# IBM Data Science Professional Certificate Week 3 #

## Peer-graded Assignment: Segmenting and Clustering Neighborhoods in Toronto ##

## Use the Notebook to build the code to scrape the following Wikipedia page, https://en.wikipedia.org/wiki/List_of_postal_codes_of_Canada:_M, in order to obtain the data that is in the table of postal codes and to transform the data into a pandas  dataframe ##

In [1]:
#Import Libraries
import requests
import lxml.html as lh
import bs4 as bs
import urllib.request
import numpy as np 
import pandas as pd

In [None]:
#Getting the data from url
url = "https://en.wikipedia.org/wiki/List_of_postal_codes_of_Canada:_M"
res = requests.get(url)

soup = bs.BeautifulSoup(res.content,'lxml')
table = soup.find_all('table')[0]
df = pd.read_html(str(table))
data = pd.read_json(df[0].to_json(orient='records'))

In [None]:
#First 10 records
data.head(10)

In [None]:
#Exclude data field Borough with not assigned value
df_selected = data[data['Borough'] != 'Not assigned']

In [None]:
df_selected

In [None]:
df_selected_gp2 = df_selected.groupby(['Postal Code','Borough'], as_index=False).agg(','.join)

In [None]:
df_selected_gp2

In [None]:
#Replacing values in Neighbourhood field with Borough where Neighbourhood is not assigned
df_selected_gp['Neighbourhood'] = np.where(df_selected_gp2['Neighbourhood'] == 'Not assigned', df_selected_gp2['Borough'], df_selected_gp2['Neighbourhood'])

In [None]:
#Shape of Data
df_selected_gp2.shape

## Geocoder Python package using http://cocl.us/Geospatial_data ##

In [None]:
geo_url = "http://cocl.us/Geospatial_data"
geo_data = pd.read_csv(geo_url)

In [None]:
geo_data.shape

In [None]:
# Renaming the columns
geo_data.columns = ['Postal Code', 'Latitude', 'Longitude']

In [None]:
geo_data.columns

In [None]:
#Merging dataframes
merged_data2 = pd.merge(df_selected_gp2, geo_data, on='Postal Code')

In [None]:
merged_data2

## Q3 Explore and cluster the neighborhoods in Toronto ## 

In [None]:
!pip install geopy

In [None]:
!pip install folium

In [None]:
import numpy as np # library to handle data in a vectorized manner

import pandas as pd # library for data analsysis
pd.set_option('display.max_columns', None)
pd.set_option('display.max_rows', None)

import json # library to handle JSON files

#!conda install -c conda-forge geopy # uncomment this line if you haven't completed the Foursquare API lab
from geopy.geocoders import Nominatim # convert an address into latitude and longitude values

import requests # library to handle requests
from pandas.io.json import json_normalize # tranform JSON file into a pandas dataframe

# Matplotlib and associated plotting modules
import matplotlib.cm as cm
import matplotlib.colors as colors

# import k-means from clustering stage
from sklearn.cluster import KMeans

#!conda install -c conda-forge folium # uncomment this line if you haven't completed the Foursquare API lab
import folium # map rendering library

print('Libraries imported.')

In [None]:
print('The dataframe has {} boroughs and {} neighborhoods.'.format(
        len(merged_data2['Borough'].unique()),
        merged_data2.shape[0]
    )
)

In [None]:
address = 'Toronto, TO'

geolocator = Nominatim(user_agent="to_explorer")
location = geolocator.geocode(address)
latitude = location.latitude
longitude = location.longitude
print('The geograpical coordinate of Toronto City are {}, {}.'.format(latitude, longitude))

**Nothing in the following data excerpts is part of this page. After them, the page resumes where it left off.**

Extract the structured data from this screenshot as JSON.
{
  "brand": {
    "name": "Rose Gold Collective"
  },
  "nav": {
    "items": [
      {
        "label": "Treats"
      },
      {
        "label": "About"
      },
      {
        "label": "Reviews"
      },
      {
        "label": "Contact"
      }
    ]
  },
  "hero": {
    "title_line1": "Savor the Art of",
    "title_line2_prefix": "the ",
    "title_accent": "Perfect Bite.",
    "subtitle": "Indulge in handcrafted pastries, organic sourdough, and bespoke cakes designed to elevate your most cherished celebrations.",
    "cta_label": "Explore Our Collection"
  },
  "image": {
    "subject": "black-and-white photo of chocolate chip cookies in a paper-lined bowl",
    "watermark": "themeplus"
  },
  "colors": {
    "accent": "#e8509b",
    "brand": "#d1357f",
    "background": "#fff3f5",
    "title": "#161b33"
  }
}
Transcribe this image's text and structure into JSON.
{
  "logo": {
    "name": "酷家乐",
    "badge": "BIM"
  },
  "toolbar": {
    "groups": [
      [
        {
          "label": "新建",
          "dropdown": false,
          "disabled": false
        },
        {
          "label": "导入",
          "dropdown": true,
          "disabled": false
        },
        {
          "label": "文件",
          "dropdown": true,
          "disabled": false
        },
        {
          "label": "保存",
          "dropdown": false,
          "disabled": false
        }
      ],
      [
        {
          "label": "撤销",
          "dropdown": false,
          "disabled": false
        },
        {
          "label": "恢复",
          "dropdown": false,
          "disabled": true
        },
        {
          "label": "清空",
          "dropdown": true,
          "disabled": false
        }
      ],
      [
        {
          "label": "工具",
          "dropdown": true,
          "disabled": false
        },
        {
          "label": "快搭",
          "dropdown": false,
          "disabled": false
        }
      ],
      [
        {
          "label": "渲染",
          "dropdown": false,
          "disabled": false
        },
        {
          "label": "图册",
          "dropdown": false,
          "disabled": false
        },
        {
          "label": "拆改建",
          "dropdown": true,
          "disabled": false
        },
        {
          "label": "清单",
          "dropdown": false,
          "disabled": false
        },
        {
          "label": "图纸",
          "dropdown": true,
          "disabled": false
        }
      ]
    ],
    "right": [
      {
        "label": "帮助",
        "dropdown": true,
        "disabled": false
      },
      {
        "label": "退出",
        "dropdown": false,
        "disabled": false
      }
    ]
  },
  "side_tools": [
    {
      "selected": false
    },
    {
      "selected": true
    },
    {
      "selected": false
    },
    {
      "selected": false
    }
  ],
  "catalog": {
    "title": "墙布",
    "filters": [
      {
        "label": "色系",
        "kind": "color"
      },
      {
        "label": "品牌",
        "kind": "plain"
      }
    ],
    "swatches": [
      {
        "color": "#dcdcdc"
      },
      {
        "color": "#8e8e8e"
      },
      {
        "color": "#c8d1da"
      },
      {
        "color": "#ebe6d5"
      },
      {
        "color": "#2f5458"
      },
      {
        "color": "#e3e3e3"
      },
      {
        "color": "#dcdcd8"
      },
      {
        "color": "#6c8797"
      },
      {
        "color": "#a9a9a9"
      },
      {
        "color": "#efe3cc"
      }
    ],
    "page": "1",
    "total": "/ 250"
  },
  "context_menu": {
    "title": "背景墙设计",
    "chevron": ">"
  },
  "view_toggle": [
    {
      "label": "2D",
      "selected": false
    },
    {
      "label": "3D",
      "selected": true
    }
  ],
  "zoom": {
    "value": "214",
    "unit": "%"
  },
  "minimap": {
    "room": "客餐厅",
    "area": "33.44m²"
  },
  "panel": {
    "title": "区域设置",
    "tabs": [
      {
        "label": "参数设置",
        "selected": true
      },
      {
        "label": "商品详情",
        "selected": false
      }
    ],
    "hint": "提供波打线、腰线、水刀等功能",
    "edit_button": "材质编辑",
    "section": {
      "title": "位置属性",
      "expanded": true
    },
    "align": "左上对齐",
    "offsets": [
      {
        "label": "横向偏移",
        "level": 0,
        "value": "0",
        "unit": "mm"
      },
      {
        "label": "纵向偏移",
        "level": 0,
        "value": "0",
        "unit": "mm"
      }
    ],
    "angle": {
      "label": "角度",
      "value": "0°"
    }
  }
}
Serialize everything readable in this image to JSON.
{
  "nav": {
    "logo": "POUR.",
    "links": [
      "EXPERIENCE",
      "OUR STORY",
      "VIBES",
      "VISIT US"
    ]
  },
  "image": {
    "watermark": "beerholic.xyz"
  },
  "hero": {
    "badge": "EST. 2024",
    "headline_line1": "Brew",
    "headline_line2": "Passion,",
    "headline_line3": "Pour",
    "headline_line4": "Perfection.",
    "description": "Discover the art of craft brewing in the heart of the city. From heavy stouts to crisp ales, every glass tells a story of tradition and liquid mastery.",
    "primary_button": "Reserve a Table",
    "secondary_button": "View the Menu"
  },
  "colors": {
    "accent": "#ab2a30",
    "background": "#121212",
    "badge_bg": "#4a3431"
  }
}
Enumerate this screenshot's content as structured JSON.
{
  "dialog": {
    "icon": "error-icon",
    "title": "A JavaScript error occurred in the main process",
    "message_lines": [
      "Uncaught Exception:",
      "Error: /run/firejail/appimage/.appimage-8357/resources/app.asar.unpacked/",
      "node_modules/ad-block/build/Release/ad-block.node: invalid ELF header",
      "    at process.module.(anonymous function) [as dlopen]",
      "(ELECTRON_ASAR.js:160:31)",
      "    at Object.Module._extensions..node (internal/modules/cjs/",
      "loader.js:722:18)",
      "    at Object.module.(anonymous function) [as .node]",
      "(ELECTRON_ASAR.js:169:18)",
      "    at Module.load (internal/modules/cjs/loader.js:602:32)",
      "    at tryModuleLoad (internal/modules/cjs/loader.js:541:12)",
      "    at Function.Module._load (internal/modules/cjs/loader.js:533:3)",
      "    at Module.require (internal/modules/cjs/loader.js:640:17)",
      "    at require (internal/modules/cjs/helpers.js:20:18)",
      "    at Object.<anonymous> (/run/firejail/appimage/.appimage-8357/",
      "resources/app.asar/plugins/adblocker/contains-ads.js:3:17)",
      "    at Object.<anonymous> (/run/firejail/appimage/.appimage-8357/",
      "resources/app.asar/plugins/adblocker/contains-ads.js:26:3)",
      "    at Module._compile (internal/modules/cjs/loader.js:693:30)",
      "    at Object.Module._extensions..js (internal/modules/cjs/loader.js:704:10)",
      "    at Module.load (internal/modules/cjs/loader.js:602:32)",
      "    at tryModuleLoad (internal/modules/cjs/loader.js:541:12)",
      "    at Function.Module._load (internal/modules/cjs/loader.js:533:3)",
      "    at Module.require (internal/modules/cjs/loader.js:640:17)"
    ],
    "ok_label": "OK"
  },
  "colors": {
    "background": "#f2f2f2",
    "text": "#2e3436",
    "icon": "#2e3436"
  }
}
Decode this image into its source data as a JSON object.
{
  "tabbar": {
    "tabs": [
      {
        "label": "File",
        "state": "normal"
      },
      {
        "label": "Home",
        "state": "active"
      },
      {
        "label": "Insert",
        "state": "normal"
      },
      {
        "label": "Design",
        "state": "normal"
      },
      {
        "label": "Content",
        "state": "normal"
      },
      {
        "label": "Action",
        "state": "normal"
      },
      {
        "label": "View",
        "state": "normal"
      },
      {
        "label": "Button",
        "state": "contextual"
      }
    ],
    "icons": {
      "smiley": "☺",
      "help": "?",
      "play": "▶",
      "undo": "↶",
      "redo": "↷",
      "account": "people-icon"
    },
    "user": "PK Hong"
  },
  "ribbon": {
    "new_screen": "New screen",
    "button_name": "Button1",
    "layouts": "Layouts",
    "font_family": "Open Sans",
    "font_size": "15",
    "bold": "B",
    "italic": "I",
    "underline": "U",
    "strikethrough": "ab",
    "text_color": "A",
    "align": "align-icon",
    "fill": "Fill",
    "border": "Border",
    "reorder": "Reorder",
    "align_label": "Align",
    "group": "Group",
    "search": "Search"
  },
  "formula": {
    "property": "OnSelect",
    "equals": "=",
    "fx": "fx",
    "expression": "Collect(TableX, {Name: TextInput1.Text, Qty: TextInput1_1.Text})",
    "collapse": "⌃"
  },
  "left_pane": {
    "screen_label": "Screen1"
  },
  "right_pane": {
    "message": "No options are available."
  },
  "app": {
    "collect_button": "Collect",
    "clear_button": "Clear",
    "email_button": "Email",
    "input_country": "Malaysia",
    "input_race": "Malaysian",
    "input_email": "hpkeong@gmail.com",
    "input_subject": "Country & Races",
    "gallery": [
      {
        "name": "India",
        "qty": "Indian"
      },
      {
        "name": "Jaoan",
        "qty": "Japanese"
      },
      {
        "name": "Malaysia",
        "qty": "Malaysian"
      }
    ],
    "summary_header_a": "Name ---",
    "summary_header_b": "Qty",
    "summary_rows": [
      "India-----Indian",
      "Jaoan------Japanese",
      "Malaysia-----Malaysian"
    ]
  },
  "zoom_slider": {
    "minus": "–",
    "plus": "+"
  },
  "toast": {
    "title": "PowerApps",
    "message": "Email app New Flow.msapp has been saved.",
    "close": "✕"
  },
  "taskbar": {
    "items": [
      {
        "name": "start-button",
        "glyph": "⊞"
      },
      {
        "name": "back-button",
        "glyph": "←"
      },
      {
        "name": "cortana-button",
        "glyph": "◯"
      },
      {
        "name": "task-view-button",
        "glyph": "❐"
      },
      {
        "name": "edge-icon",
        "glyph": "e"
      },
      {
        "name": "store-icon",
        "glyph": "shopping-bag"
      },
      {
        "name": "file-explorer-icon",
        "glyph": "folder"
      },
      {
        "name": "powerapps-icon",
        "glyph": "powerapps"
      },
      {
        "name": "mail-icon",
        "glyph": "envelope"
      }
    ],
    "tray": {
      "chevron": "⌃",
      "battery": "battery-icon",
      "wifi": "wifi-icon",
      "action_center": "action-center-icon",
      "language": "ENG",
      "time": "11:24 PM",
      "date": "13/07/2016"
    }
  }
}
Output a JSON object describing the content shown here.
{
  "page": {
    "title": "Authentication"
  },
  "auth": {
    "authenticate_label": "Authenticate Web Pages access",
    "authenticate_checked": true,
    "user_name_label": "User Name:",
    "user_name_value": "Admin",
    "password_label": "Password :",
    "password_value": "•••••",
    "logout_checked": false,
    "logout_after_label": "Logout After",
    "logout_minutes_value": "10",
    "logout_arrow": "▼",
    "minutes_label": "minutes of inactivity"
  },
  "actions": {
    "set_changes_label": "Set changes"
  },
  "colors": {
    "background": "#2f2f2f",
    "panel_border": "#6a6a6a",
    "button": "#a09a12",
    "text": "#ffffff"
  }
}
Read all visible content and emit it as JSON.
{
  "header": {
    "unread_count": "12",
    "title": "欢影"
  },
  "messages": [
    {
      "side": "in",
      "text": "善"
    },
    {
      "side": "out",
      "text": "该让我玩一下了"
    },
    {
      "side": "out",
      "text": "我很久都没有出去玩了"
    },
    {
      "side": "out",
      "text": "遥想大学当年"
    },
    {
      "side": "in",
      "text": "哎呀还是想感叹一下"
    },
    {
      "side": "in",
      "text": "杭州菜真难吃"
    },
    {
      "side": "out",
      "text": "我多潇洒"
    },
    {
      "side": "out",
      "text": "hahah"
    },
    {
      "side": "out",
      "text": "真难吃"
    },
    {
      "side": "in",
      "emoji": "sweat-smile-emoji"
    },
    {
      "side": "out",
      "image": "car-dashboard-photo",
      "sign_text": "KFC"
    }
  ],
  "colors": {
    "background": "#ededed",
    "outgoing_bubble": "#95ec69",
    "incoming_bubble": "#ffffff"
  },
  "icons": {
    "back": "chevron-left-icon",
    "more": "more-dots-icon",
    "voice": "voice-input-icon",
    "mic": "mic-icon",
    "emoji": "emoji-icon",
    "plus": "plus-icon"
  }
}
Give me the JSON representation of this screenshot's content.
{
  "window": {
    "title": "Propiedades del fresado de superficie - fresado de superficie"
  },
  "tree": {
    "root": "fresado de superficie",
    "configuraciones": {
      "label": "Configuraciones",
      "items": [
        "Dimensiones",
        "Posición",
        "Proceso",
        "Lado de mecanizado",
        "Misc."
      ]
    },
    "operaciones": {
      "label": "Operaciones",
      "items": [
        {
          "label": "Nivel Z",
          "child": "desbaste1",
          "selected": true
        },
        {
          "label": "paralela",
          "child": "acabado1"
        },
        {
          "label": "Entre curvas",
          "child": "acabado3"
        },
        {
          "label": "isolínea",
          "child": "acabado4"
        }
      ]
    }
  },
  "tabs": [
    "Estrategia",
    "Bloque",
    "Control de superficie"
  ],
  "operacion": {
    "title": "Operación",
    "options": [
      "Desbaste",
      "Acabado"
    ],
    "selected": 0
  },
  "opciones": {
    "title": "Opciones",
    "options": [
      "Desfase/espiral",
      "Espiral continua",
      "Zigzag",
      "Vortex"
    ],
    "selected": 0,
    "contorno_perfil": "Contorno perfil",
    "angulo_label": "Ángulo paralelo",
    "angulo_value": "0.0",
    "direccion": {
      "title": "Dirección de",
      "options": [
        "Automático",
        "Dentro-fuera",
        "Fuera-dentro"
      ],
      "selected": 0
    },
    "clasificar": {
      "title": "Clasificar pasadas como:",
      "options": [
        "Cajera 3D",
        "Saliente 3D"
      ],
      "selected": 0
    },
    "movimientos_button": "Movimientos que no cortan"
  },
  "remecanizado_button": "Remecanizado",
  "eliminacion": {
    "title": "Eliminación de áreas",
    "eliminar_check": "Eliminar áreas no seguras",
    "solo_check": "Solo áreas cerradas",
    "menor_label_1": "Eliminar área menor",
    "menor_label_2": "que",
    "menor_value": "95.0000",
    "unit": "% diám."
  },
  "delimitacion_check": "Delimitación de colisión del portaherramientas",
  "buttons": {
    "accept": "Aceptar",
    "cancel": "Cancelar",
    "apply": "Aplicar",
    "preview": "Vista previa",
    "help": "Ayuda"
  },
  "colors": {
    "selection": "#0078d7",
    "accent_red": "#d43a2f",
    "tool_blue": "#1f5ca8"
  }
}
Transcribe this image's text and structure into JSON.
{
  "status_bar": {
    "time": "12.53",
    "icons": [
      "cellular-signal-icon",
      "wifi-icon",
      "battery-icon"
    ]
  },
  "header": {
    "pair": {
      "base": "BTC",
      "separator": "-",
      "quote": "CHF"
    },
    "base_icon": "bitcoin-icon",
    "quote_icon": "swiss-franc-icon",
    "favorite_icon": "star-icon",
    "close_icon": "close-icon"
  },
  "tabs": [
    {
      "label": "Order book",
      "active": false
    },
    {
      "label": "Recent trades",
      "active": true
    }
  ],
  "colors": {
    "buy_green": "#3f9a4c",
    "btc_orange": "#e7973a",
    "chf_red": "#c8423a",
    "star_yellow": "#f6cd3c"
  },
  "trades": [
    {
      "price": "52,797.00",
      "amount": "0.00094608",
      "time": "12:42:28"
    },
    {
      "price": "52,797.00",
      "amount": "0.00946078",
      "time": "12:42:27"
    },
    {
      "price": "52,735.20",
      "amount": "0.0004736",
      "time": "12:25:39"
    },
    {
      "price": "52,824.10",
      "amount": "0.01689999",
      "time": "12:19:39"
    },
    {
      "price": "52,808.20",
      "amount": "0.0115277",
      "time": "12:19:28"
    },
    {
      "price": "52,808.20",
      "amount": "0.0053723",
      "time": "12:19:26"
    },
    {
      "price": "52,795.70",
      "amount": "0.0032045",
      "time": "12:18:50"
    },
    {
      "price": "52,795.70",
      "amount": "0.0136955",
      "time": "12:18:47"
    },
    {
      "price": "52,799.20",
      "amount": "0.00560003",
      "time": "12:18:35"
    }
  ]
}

## Create a map of New York with neighborhoods superimposed on top. ##

In [None]:
# create map of Toronto using latitude and longitude values
map_toronto = folium.Map(location=[latitude, longitude], zoom_start=10)

# add markers to map
for lat, lng, borough, neighborhood in zip(merged_data2['Latitude'], merged_data2['Longitude'], merged_data2['Borough'], merged_data2['Neighbourhood']):
    label = '{}, {}'.format(merged_data2, borough) 
    label = folium.Popup(label, parse_html=True)
    folium.CircleMarker(
        [lat, lng],
        radius=5,
        popup=label,
        color='blue',
        fill=True,
        fill_color='#3186cc',
        fill_opacity=0.7,
        parse_html=False).add_to(map_toronto)  
    
map_toronto